If you know me by all at now, you know that I love to read and I love to listen to podcasts. When our local library joined cloudLibrary, I was so excited. Audiobooks for free is amazing. I sometimes find 10 books I want to listen to all at once. And other times, the selection that interests me is at, zero. It has been interesting to see what books would not hold my attention if I had to read them, but I’m drawn to the voice reading them. Sometimes, though, when a book would be hard to sit down and read, the person reading it doesn’t make me want to listen any longer either. Luckily, this book was both a great read and smooth to listen to.
I just came across Get Your Sh*t Together by Sarah Knight this last week. And oh my goodness! I wasn’t drawn to the book because I felt I need to get my stuff together. But I feel so drawn to improve myself anyhow, after listening. I have no desire or calling to move to a tropical island. I have a great husband I don’t need to leave. And my job, well, I already have a dream job.
Even though I largely have my keys, phone, and wallet in place, I still felt as though I could relate to Sarah. In the book, she compares people to Alvin, Simon, and Theodore. It was funny to listen too, and I for sure have tendencies of all three chipmunks. So much so, that I don’t even think I can pick the one chipmunk I most strongly resemble.
As I write about this book, it sounds comical in my head that I liked it so much. She said you’d be a chipmunk, but I’m all three. She said you need to keep track of your keys, phone, and wallet, and I do. She talked about all the areas people need to get there crap together, and I am largely okay in all those areas. However, don’t believe the illusion that my life is perfect. Or that nothing about my life can improve. Nothing could be farther from the truth. I just have been practicing what all the self help books preach for so long, that I am happy in my current life as I work to make improvements I want and desire.
A few years ago, I read The Happiness Project by Gretchen Rubin and it changed me for the better. It started me down the whole self help rabbit hole. (I even blogged about the books I read here). Hal Elrod talks often about how he would rather read the same book 10 tens, and apply a new thing every time than read 10 books and never apply anything. I would agree. However, I largely don’t reread books. I do try to jot down one or two takeaways from each book I read though. That way, when I look back over the list, I can do a little gut check that I have actually continued any habits and patterns I created from reading any particular book in the first place.
One of the quotes from the book “You can’t give of yourself to others if there’s nothing left of yourself to give, can you?” stuck out with me. I know, I know, I preach that you need to take care of yourself. I firmly believe in putting your oxygen mask on first, before helping others. So maybe it doesn’t hit home because I need to hear it. Maybe it stuck out because it resonates so well with me. Or maybe, it was the giving yourself to others that struck me. I have such a desire to give of myself to others, but lately I have found myself making myself a priority. And that has caused some of the others in my life to fall back from back burner to simmer.
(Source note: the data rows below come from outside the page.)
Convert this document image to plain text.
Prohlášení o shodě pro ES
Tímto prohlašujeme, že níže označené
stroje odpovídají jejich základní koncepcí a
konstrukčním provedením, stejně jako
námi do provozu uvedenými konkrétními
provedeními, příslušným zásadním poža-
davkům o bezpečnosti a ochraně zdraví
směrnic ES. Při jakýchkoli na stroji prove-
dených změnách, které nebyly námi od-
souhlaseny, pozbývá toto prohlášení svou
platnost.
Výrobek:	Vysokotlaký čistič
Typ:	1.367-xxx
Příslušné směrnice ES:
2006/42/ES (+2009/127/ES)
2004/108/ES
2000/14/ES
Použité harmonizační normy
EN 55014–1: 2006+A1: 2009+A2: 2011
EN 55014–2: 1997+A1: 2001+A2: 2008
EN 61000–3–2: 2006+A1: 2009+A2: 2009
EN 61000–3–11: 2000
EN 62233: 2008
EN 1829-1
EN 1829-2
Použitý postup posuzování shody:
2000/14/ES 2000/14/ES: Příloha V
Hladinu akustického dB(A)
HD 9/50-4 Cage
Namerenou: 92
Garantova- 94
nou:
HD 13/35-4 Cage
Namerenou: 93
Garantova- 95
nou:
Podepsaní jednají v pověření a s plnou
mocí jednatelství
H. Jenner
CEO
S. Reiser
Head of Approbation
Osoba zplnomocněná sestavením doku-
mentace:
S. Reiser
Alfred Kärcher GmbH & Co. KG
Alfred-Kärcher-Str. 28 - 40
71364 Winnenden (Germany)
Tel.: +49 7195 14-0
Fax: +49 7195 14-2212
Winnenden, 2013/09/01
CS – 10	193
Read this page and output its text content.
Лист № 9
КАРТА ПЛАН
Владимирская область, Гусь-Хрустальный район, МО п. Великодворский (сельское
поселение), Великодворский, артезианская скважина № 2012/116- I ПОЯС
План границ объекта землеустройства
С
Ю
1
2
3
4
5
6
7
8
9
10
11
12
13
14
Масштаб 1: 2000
The other part of the book that really spoke to me was “Strategize, focus, commit. That’s what getting your shit together looks like.” I love to plan, and I’m not a quitter. But the focus, yea, that is a struggle for me. Listening to the book, it became clear to me that while I plan one thing, I don’t make a strategy of the big picture. So then, it is hard to focus because I bounce around when a new idea pops it’s head up.
I’d love to hear your thoughts on the book. If you haven’t read it, or listened to it, yet, I strongly encourage you to do so. If you have a book suggestion for me, drop that in the comments too. I’m always looking for my next favorite book, although, I feel as though this one will be my favorite for a while.